At our high school, two middle schools merged together in ninth grade- of COURSE, I had no friends in any of my classes (except for this kind of important guy named Josh in my gym class <3 ).  This seemed to be a pattern for me- all of my good friends would be in one class or one team or have a couple of classes together and I seemed to be on an island by myself.  Did everyone else feel like that or was that the actual case, I have no idea.  Anyway, Lori was in my science class.  I didn't know much about her for the first several weeks of school other than that she was super smart and with science being my least favorite and most difficult subject, that intimidated me, but also made me want to be sure she knew who I was so maybe we could study together ;)  I could tell she was kind enough to be willing to help someone like me out.  

That fall, at a football game, we happened to spend some time talking and realized we had a crush on the same guy.  For some, this would make an instant enemy, but for us, it made us instant friends.  Over the coming months, we got to know each other and bonded over much more than our same crush.  

She quickly became one of the most important people in my life and we were blessed to have such a wonderful group of friends to spend time with and share so much together during the next several years.  Many of my favorite high school memories have her in it.  Some that stick out to me the most are...

- Spending the night at her house- her family welcomed me and I LOVED being there.  Since Lori had two older siblings who were off adulting, this made her house quiet and calm which was the complete opposite of my house.  I had four younger siblings, the youngest still in early elementary school.  I had NO privacy and NO peace so Lori's house was one of my favorite respites.  I remember watching countless movies, making THE DIP (which I still frequently make), staying up SUPER late, and indulging in some of my favorite cereals the next morning for breakfast.  They always had "Basic Four" or "Raisin Nut Bran," which are still some of my top favorites today.  

- Baking with her, her mom, and sister- Lori was sensational in the kitchen and she was a great cook, but in my opinion, an even better baker.  I was and still am a terrible baker.  They would let me help anyway, probably keeping their fingers crossed I wouldn't do anything to ruin their creation.  Over the years I have sampled some wonderful treats courtesy of Lori, my favorite being the GEO Tracker cake she made for my sixteenth surprise birthday party.  

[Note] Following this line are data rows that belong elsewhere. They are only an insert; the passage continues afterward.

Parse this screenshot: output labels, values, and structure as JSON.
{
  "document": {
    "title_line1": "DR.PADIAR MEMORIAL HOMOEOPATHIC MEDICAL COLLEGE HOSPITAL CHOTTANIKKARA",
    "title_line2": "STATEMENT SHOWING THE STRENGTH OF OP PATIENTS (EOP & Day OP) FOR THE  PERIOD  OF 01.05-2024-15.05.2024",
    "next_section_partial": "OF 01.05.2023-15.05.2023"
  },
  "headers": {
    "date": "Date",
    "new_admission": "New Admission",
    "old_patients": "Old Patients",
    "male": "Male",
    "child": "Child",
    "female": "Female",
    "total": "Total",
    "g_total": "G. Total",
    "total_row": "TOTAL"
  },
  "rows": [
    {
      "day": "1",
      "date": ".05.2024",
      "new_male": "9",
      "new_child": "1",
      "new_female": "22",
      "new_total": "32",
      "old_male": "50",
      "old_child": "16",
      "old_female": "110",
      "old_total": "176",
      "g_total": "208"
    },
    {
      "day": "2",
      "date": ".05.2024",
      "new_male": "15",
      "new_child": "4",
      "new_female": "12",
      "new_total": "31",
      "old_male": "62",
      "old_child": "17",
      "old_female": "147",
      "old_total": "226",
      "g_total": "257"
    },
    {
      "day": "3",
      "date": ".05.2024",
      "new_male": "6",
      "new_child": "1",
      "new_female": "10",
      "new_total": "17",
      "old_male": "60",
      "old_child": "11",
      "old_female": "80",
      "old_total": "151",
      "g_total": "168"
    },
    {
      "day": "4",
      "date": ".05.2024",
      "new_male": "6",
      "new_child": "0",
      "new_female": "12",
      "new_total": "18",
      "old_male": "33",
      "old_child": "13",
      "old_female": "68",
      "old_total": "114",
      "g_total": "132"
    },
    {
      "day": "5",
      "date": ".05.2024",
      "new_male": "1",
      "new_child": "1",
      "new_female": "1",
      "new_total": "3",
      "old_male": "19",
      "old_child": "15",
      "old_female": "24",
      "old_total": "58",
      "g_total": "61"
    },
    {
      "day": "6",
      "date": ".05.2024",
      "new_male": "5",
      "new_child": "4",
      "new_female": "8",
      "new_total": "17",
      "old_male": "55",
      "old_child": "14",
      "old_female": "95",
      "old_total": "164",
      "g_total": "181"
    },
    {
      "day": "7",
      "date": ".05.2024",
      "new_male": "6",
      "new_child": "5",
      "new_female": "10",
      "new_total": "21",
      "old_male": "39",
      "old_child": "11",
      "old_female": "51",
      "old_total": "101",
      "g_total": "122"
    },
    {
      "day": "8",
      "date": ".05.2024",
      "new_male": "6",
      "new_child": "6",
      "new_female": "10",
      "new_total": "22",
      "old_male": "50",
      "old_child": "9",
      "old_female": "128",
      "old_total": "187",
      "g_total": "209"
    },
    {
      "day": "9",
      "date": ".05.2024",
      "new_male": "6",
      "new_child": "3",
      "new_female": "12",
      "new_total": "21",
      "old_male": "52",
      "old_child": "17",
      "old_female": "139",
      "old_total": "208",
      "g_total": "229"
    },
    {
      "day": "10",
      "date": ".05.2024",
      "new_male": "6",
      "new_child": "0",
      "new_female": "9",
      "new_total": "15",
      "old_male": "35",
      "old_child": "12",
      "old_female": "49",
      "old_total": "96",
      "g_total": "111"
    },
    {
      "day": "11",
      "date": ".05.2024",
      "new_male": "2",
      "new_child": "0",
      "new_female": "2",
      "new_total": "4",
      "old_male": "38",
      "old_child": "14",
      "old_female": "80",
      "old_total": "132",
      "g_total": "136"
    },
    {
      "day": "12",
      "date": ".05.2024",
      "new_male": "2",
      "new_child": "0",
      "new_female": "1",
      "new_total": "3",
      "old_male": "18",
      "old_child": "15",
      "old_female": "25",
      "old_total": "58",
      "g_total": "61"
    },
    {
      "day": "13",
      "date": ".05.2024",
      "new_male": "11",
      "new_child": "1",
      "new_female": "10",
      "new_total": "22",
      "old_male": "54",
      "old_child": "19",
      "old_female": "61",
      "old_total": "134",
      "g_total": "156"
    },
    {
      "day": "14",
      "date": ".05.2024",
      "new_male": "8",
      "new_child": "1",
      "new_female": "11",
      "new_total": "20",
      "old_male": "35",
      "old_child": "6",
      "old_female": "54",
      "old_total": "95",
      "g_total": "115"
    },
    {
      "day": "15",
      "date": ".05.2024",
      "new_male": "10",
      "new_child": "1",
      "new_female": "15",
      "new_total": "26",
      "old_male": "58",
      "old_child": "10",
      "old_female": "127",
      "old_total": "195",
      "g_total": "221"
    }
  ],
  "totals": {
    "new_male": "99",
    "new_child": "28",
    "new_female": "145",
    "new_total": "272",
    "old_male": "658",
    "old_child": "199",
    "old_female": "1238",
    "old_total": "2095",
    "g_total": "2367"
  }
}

- Attending concerts with her- Lori and I shared a LOVE LOVE for music and had similar music taste.  Our biggest loves were small  bands that not everyone knew.  My favorite concerts we attended together was two times I've seen Third Eye Blind.  Music, we realized, was one of the things we'd bond over the most.

- Going to sporting events with her- Her boyfriend in high school, who she married, played football and baseball so I attended countless games with her cheering on the Chieftains. 

- I have countless amounts of notes we've exchanged between classes, and many pictures to document dances, parties, sleepovers, dinners, etc, etc, etc, and thoughtful gifts from her.  

Our most recent shared experience was being pregnant with our children together.  Lori's daughter was born just a month before Nolan and Judah were.  We got to go to each other's baby showers and re-connect as we were going through pregnancy.  

Beyond these great memories and experiences, Lori loved me for exactly who I was; she supported me, encouraged me, challenged me, and took a genuine interest in my life.  She was trustworthy, extremely generous, and incredibly kind.  The kind of friend that anyone would feel so lucky to be around. I know there are many, many, who feel the exact same way I do.  She will always be someone who had an incredible impact on my life and set the bar high for the kind of people I want to surround myself with.  I hope you can feel my love, Lori.  It has always been there and it always will be.